“噼里啪啦……”
崇祯九年六月十七,蓟辽长城上的狼烟尚未散尽,兵灾带来的血腥气味便已经顺着北风,自喜峰口灌入了永平府境内。
迁安县北部的清徐堡外,数千帐篷矗立野外,将清徐堡护在其中。
原本驻有三百边军的清徐堡,其堡墙不知垮塌了多少处,那插着“大朙”旗帜的地方,此时却插满了“大清”的旌旗。

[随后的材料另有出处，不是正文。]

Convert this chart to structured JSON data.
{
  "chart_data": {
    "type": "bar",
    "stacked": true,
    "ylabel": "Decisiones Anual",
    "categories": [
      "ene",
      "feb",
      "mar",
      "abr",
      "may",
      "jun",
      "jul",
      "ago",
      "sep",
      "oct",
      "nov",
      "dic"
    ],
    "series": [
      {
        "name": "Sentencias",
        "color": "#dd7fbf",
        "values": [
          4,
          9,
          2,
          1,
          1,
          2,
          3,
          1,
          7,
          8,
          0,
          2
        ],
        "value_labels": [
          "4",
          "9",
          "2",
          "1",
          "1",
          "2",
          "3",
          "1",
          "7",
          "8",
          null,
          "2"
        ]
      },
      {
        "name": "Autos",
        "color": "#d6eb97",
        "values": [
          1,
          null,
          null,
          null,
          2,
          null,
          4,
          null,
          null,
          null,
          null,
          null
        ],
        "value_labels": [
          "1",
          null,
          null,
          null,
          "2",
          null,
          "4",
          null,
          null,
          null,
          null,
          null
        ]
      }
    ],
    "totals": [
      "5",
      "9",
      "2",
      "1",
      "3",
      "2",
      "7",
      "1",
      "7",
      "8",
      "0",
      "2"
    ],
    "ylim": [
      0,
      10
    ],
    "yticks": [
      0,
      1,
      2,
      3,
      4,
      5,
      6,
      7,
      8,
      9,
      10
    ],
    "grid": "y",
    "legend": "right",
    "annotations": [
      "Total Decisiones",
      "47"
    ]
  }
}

从堡外的帐篷到堡内的街道,凡是能够走路的地方,充斥着穿着布面甲的满人和蒙古人。
“啪——”
“跪下!”
清徐堡外,蒙古人的马鞭在空中炸响,抽在一个老农背上,粗布衣裳瞬间裂开,皮肉翻卷。
老农踉跄跪倒,额头抵在滚烫的砂石上,而他身后则是黑压压的跪着三千余人。
“奉命大将军,这堡内和就近的汉人尼堪都在这里了。”
清徐堡的敌楼上,留有两撇小胡子的固山额真谭泰正向着面前的阿济格行礼禀报,而他身后还站着此次来援蒙古八旗的固山额真吴讷格等将。
不过三十出头的阿济格在听到谭泰的禀报后,当即点头道:“按照皇上的旨意,将他们尽数剃头!”
“是!”谭泰连忙应下,随后看向不远处的旗兵。
旗兵得到示意,连忙挥舞手上令旗,接着堡外的蒙古人和满八旗扈从便行动了起来。
被满八旗从北边抓为扈从的野人女真们抬来长凳,上百条长凳摆在那三千跪下的汉人前,接着便见他们两人持刀守在旁边,一人握着剃头刀坐在凳上。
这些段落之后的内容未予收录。